The Supreme Court leaks keep coming — and that’s good

Parker Higgins

Advocacy Director

Joe Ravi, CC BY-SA 3.0

In the week since Politico dropped its blockbuster reporting on a draft Supreme Court decision that would overturn Roe v. Wade, the floodgates of leaks have opened. Just today, Politico has reported on more confidential information regarding the status of that opinion, and at least The Washington Post and CNN appear to have anonymous sourcing close to the court.

These leaks, and the reporting they enable, are a good thing. The journalism we’ve seen on this important issue affecting the rights of hundreds of millions of Americans is a critical public service. Nevertheless, in the past week many political commentators have turned their attention to the leak itself and the perceived transgression from long-standing norms that it represents. One outlet memorably called the leak “the gravest, most unforgivable sin.”

These attacks on the leaks are nonsense. We've come to expect criticism of reporters who have unearthed sensitive or embarrassing information that is nonetheless newsworthy; it's no better to go after the source who provided those facts.

Others have argued that point vociferously in the past week. Matt Pearce at the Los Angeles Times has called for more leaks from the Supreme Court, while Jay Willis at the Supreme Court-focused publication Balls and Strikes has gone so far as to provide his Signal information for would-be leakers. At New York Magazine David Klion argues that even without the “who” and the “why” of the leak, we can describe it as a public service and “good, actually,” and at Politico, the outlet that kicked off this firestorm, Jack Shafer defended the leak and condemned the “veil of secrecy” that hangs over the deliberations from the highest court in the land.

In a sense, most of the arguments about the identity of the source behind these “unprecedented” leaks are a sideshow. (And in fact, leaks from the Supreme Court have happened before and already many times since!) This is not a whodunit story, but a significant legal development that could mean the restriction of long-established rights for hundreds of millions of Americans, with dangerous or lethal consequences. Ultimately, the story has informed the public of a consequential government decision of historic importance. That is what journalism is supposed to do.

We don't yet know — and indeed, may never know — the identity of the original leaker, or what motivated their disclosure. But the focus on their identity misses the point. We do know that in subsequent reporting, the pace of new reporting from inside the court has grown. And despite the hand-wringing from conservative commentators, at least some of the anonymous sourcing is coming from the political right.

For example, the Post has spoken with unnamed “conservatives close to the court” — apparently close enough to provide an account of a private conference among the justices. That account echoes earlier discussions on the conservative Wall Street Journal editorial page.

There's no ideological purity test for sources, nor should there be. Leakers, whistleblowers, and other sources frequently come with baggage or “impure” motivations for their disclosures.

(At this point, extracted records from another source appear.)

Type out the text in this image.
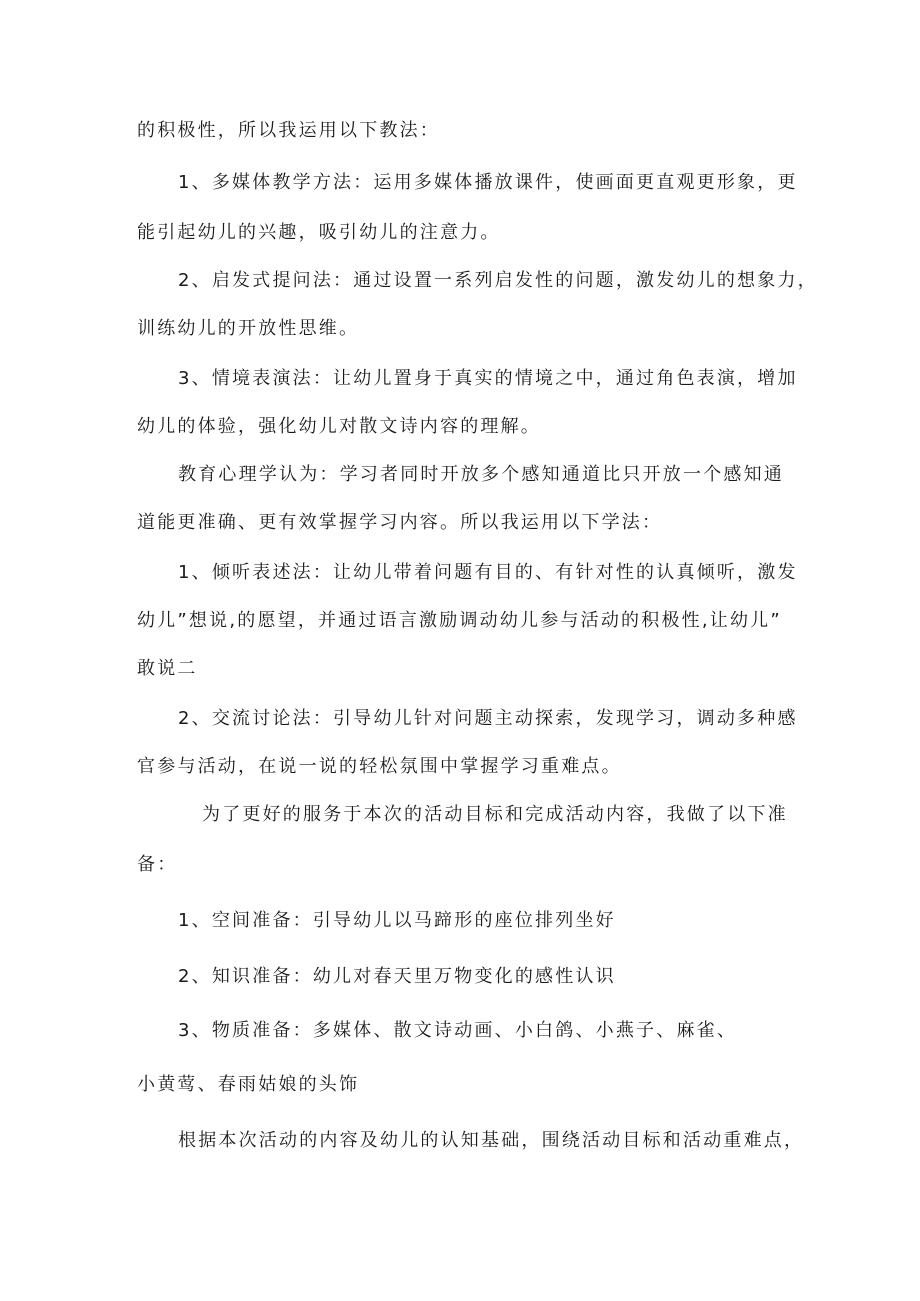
的积极性，所以我运用以下教法：

1、多媒体教学方法：运用多媒体播放课件，使画面更直观更形象，更

能引起幼儿的兴趣，吸引幼儿的注意力。

2、启发式提问法：通过设置一系列启发性的问题，激发幼儿的想象力，

训练幼儿的开放性思维。

3、情境表演法：让幼儿置身于真实的情境之中，通过角色表演，增加

幼儿的体验，强化幼儿对散文诗内容的理解。

教育心理学认为：学习者同时开放多个感知通道比只开放一个感知通

道能更准确、更有效掌握学习内容。所以我运用以下学法：

1、倾听表述法：让幼儿带着问题有目的、有针对性的认真倾听，激发

幼儿”想说,的愿望，并通过语言激励调动幼儿参与活动的积极性,让幼儿”

敢说二

2、交流讨论法：引导幼儿针对问题主动探索，发现学习，调动多种感

官参与活动，在说一说的轻松氛围中掌握学习重难点。

为了更好的服务于本次的活动目标和完成活动内容，我做了以下准

备：

1、空间准备：引导幼儿以马蹄形的座位排列坐好

2、知识准备：幼儿对春天里万物变化的感性认识

3、物质准备：多媒体、散文诗动画、小白鸽、小燕子、麻雀、

小黄莺、春雨姑娘的头饰

根据本次活动的内容及幼儿的认知基础，围绕活动目标和活动重难点，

The job of the journalist is to distill the newsworthy information into a reported story.

Whether the leaker in this case was a liberal frustrated with the direction of the court, a conservative aiming to discipline a majority into holding together, or somebody else entirely, the reporters have an opportunity and a duty to report the facts they can provide.

As frequent Supreme Court litigator Theodore Boutrous put it, “Reporters have the right and indeed an obligation to try to get secret information from every branch of the government and the First Amendment protects their efforts to do so.”

The Supreme Court is a tremendously powerful and influential institution, and yet it has largely resisted the same forces toward transparency that have affected large parts of the executive and legislative branches. The people bound by its rulings deserve to know how it works.